Stink says that smelling peppermint makes you brainier

BrandonC holding his pack of peppermints and his copy of 'Stink and the World's Worst Super-Stinky Sneakers'.

In the photo above, Brandon is holding his copy of Stink and the World’s Worst Super-Stinky Sneakers (the third book in a popular series spun off from the also-popular Judy Moody books, both from author Megan McDonald) … and a roll of Trebor EXTRA STRONG peppermints.

At one point in the story, while riding in a car with his two best friends, the main character rattles off a series of odor-related factoids — including a claim that Smelling peppermint makes you brainier.

As it turns out, no peer-reviewed scientific study seems yet to have proven a link between the smell of peppermint oil and the beneficial effects being touted by aromatherapists — improvements in one’s concentration and the ability to put sustained effort into one’s work. A University of Cincinnati study conducted by a (now-deceased) Professor William N. Dember is sometimes referenced in support of such claims but, though he indeed seems to have been studying peppermint’s effect on the mind, no peer-reviewed studies seem to have been published in any major medical journals regarding this research.
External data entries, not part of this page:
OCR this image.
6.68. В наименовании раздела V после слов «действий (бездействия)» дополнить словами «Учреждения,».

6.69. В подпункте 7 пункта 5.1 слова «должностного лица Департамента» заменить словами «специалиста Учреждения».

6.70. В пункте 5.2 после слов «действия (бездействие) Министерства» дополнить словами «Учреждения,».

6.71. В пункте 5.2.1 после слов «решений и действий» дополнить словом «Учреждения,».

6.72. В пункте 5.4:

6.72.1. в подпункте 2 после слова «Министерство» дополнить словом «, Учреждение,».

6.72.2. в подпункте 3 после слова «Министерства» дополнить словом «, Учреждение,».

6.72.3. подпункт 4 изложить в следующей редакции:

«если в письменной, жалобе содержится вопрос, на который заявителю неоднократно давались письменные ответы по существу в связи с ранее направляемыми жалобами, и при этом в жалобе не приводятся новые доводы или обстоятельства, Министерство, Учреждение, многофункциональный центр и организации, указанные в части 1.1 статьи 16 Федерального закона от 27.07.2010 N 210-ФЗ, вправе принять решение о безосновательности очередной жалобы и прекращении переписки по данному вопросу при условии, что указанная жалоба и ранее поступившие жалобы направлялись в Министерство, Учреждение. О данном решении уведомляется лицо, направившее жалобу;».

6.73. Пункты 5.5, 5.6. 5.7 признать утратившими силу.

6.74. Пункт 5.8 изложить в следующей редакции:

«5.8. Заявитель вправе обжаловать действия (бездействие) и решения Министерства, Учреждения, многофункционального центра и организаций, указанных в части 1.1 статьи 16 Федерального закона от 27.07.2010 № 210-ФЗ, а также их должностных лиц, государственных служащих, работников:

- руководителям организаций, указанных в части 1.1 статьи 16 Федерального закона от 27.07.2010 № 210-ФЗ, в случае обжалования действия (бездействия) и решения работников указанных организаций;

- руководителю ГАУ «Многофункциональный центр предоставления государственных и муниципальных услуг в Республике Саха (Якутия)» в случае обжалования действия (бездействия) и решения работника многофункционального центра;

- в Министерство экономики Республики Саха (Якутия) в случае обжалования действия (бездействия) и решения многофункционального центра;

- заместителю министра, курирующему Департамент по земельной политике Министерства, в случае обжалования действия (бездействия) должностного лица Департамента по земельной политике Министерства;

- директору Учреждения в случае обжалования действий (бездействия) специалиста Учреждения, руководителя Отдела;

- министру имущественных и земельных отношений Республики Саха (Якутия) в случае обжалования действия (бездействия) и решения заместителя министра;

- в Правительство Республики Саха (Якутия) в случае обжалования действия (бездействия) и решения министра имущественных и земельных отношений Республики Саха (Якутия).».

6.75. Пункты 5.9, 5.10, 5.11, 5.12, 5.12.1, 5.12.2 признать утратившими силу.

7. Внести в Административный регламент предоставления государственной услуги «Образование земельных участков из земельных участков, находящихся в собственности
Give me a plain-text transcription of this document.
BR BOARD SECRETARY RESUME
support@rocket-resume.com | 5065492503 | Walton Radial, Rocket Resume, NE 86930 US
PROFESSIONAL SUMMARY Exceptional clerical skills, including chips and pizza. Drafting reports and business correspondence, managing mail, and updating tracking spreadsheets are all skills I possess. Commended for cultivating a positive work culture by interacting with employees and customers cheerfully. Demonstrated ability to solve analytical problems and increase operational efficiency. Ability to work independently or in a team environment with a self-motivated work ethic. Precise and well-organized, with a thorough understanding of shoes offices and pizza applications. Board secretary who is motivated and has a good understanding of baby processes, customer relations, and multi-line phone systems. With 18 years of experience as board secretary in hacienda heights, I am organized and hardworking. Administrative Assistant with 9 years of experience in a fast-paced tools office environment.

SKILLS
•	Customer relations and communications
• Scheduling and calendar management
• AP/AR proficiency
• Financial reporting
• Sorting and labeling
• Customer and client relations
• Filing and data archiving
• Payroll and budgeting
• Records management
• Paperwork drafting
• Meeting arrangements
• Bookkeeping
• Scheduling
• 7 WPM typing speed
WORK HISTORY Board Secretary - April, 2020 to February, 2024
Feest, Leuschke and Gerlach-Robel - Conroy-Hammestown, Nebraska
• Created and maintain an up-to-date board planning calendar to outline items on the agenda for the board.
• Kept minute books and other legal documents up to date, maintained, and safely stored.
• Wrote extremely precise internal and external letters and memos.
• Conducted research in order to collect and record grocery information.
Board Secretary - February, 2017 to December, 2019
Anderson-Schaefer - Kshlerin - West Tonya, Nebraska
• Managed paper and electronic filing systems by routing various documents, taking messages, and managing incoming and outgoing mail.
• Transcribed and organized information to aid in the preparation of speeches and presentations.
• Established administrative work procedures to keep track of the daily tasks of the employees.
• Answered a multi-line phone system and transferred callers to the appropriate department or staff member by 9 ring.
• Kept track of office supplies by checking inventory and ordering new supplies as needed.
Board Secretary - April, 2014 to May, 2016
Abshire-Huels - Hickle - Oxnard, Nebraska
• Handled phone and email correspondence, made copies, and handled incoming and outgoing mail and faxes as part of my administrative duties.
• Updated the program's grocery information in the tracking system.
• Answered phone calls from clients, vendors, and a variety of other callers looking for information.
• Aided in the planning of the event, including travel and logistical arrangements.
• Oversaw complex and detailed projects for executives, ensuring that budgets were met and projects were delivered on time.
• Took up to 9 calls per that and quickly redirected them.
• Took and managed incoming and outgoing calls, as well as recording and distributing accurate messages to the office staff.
Interestingly enough, at least one US school principal has attempted to harness the as-yet-unproven power of peppermint to improve her students’ standardized test scores. She distributed peppermint candies, like the Trebor mints, to students at her school in 2007 ahead of statewide standardized tests. A Washington Post story, The Power of Peppermint Is Put to the Test dating from around the same time as the NPR report has more information, including quotes from a colleague of Dr. Dember and hints that some other schools are also handing out peppermints to their students from time to time.